Applied and Interdisciplinary Mathematics Seminar

University of Michigan

Fall 2007
Wednesday, 31 October, 4:10-5:00pm, Great Lakes South, Palmer Commons Building, Fourth Floor

The Modulation of Hydrophobicity in Protein-Ligand Interactions

L. Ridgway Scott

The University of Chicago


Abstract

The digital nature of biology is crucial to its functioning as an information system, as well in building hierarchical components. We attempt to explain how protein systems can function as discrete components, despite the importance of non-specific forces due to the hydrophobic effect. We address the question of why proteins bind to other proteins predictably and not in a continuous distribution of places, the way grease forms into blobs. We explain how the differences in hydrophobicity in sidechains cause the modulation of the dielectric effect in the vicinity of proteins.
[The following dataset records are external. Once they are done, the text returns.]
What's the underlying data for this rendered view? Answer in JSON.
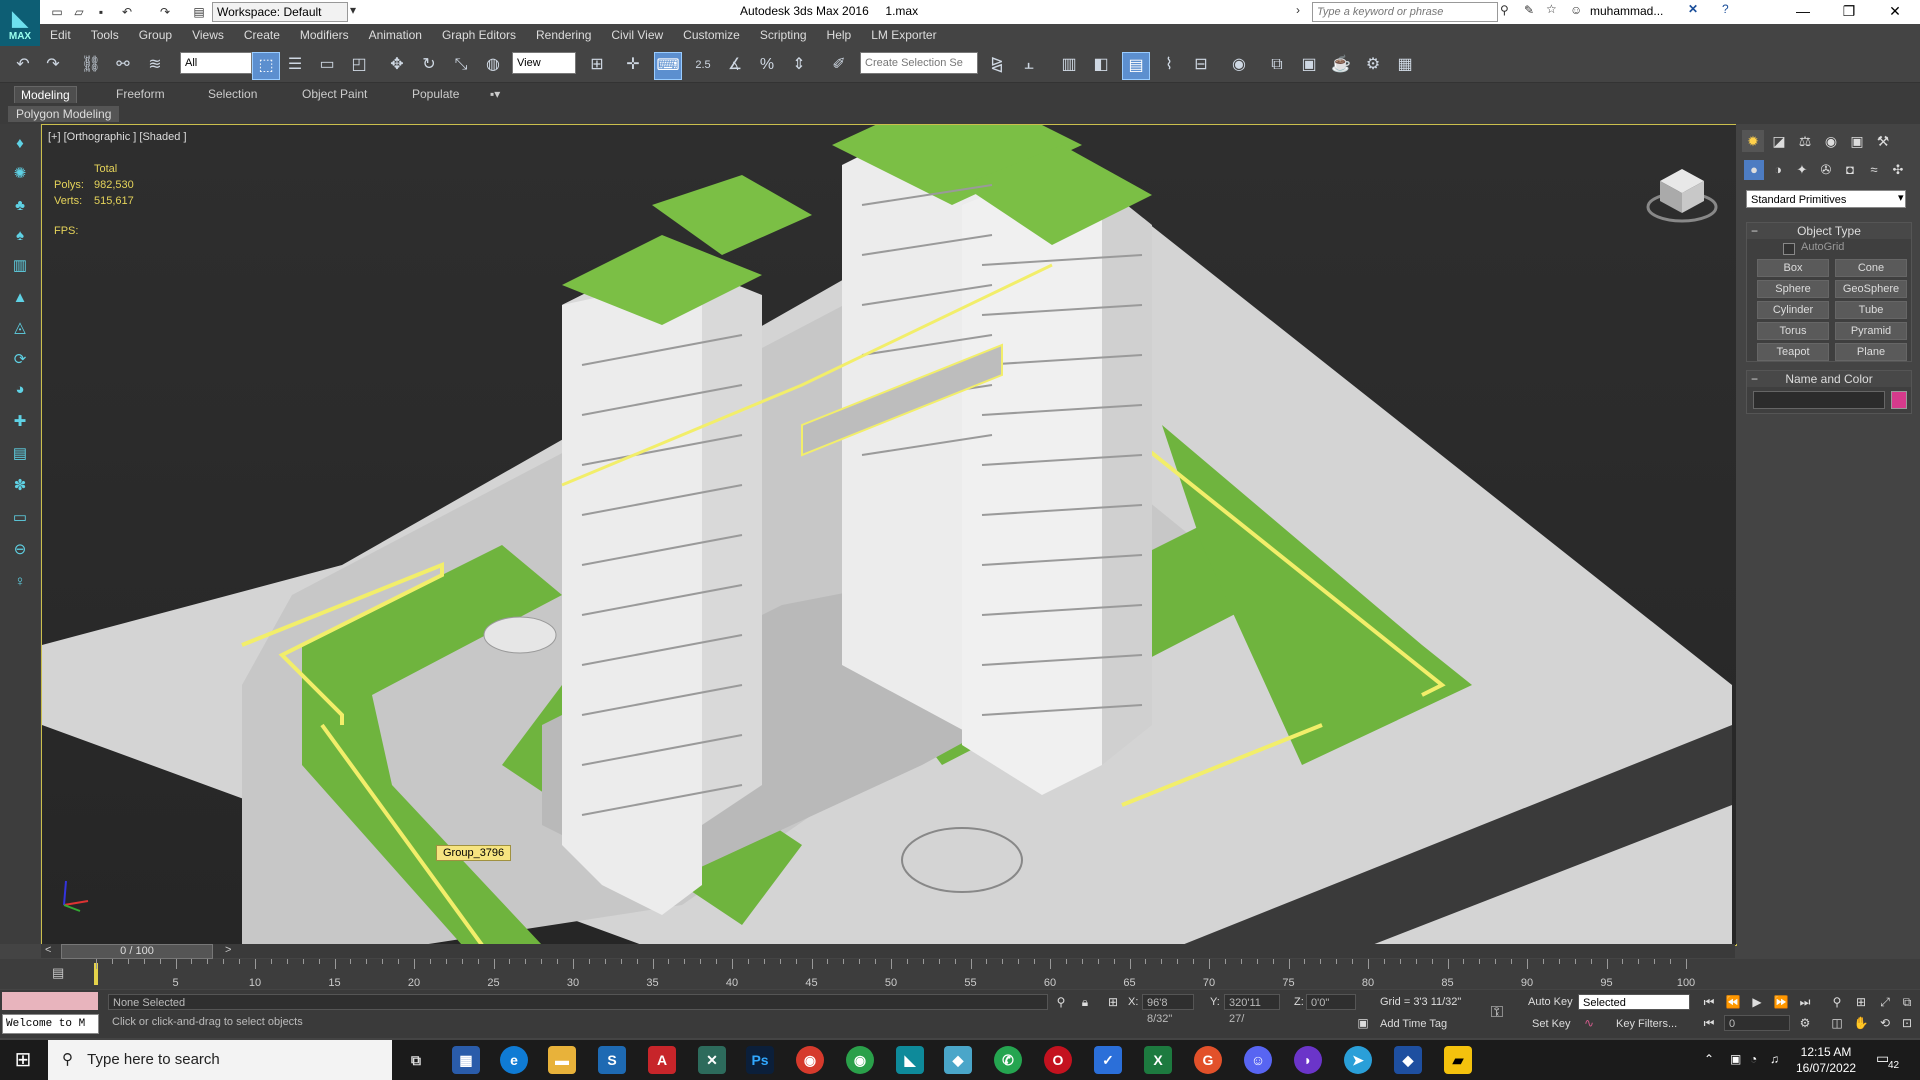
{
  "titlebar": {
    "workspace": "Workspace: Default",
    "app_title": "Autodesk 3ds Max 2016",
    "file_name": "1.max",
    "search_placeholder": "Type a keyword or phrase",
    "user": "muhammad..."
  },
  "logo_text": "MAX",
  "menu": [
    "Edit",
    "Tools",
    "Group",
    "Views",
    "Create",
    "Modifiers",
    "Animation",
    "Graph Editors",
    "Rendering",
    "Civil View",
    "Customize",
    "Scripting",
    "Help",
    "LM Exporter"
  ],
  "toolbar": {
    "selection_filter": "All",
    "ref_coord": "View",
    "snap_label": "2.5",
    "selection_set_placeholder": "Create Selection Se"
  },
  "ribbon": {
    "tabs": [
      "Modeling",
      "Freeform",
      "Selection",
      "Object Paint",
      "Populate"
    ],
    "sub_label": "Polygon Modeling"
  },
  "viewport": {
    "label": "[+] [Orthographic ] [Shaded ]",
    "stats_header": "Total",
    "polys_label": "Polys:",
    "polys_value": "982,530",
    "verts_label": "Verts:",
    "verts_value": "515,617",
    "fps_label": "FPS:",
    "tooltip": "Group_3796"
  },
  "command_panel": {
    "dropdown": "Standard Primitives",
    "object_type_title": "Object Type",
    "autogrid": "AutoGrid",
    "buttons": [
      "Box",
      "Cone",
      "Sphere",
      "GeoSphere",
      "Cylinder",
      "Tube",
      "Torus",
      "Pyramid",
      "Teapot",
      "Plane"
    ],
    "name_color_title": "Name and Color",
    "object_color": "#d63a8c"
  },
  "timeline": {
    "slider": "0 / 100",
    "ticks": [
      "5",
      "10",
      "15",
      "20",
      "25",
      "30",
      "35",
      "40",
      "45",
      "50",
      "55",
      "60",
      "65",
      "70",
      "75",
      "80",
      "85",
      "90",
      "95",
      "100"
    ]
  },
  "status": {
    "maxscript": "Welcome to M",
    "selection": "None Selected",
    "prompt": "Click or click-and-drag to select objects",
    "x_label": "X:",
    "x_value": "96'8 8/32\"",
    "y_label": "Y:",
    "y_value": "320'11 27/",
    "z_label": "Z:",
    "z_value": "0'0\"",
    "grid": "Grid = 3'3 11/32\"",
    "add_time_tag": "Add Time Tag",
    "auto_key": "Auto Key",
    "set_key": "Set Key",
    "key_mode": "Selected",
    "key_filters": "Key Filters...",
    "frame": "0"
  },
  "taskbar": {
    "search_placeholder": "Type here to search",
    "time": "12:15 AM",
    "date": "16/07/2022",
    "notifications": "42"
  }
}
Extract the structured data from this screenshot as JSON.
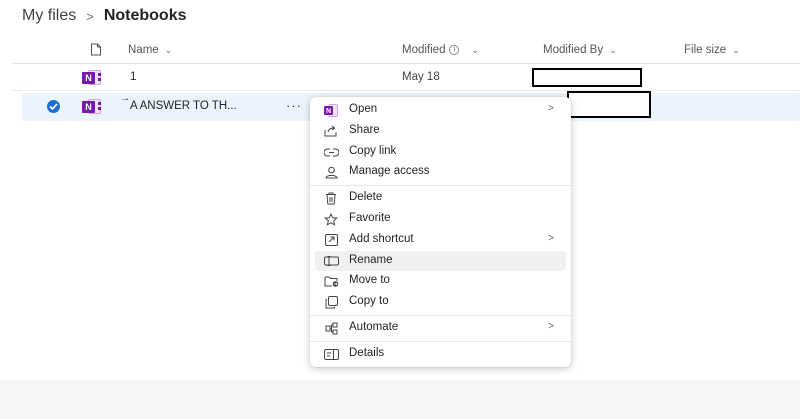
{
  "breadcrumb": {
    "root": "My files",
    "separator": ">",
    "current": "Notebooks"
  },
  "columns": {
    "name": "Name",
    "modified": "Modified",
    "modified_by": "Modified By",
    "file_size": "File size"
  },
  "rows": [
    {
      "name": "1",
      "modified": "May 18",
      "icon": "onenote-icon",
      "selected": false
    },
    {
      "name": "A ANSWER TO TH...",
      "modified": "",
      "icon": "onenote-icon",
      "selected": true
    }
  ],
  "context_menu": {
    "items": [
      {
        "label": "Open",
        "icon": "onenote-icon",
        "submenu": true
      },
      {
        "label": "Share",
        "icon": "share-icon",
        "submenu": false
      },
      {
        "label": "Copy link",
        "icon": "link-icon",
        "submenu": false
      },
      {
        "label": "Manage access",
        "icon": "person-icon",
        "submenu": false
      },
      {
        "label": "Delete",
        "icon": "trash-icon",
        "submenu": false
      },
      {
        "label": "Favorite",
        "icon": "star-icon",
        "submenu": false
      },
      {
        "label": "Add shortcut",
        "icon": "shortcut-icon",
        "submenu": true
      },
      {
        "label": "Rename",
        "icon": "rename-icon",
        "submenu": false,
        "hovered": true
      },
      {
        "label": "Move to",
        "icon": "move-icon",
        "submenu": false
      },
      {
        "label": "Copy to",
        "icon": "copy-icon",
        "submenu": false
      },
      {
        "label": "Automate",
        "icon": "automate-icon",
        "submenu": true
      },
      {
        "label": "Details",
        "icon": "details-icon",
        "submenu": false
      }
    ],
    "submenu_arrow": ">"
  },
  "colors": {
    "onenote_purple": "#7719aa",
    "selection_bg": "#ebf3fc",
    "check_blue": "#1e6fd1"
  }
}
This in turn has a significant effect on the strength and stability of certain electrostatic bonds, which in turn guide the interaction of proteins and ligands. We will give a detailed description of how data mining in the PDB can give clues to how proteins interact. This work makes precise the notion of hydrophobic interaction in certain cases. It provides an understanding of how molecular recognition and signaling can evolve. This work also introduces a new model of electrostatics for protein-solvent systems that presents significant computational challenges. We give an example of the use of our ideas in drug design.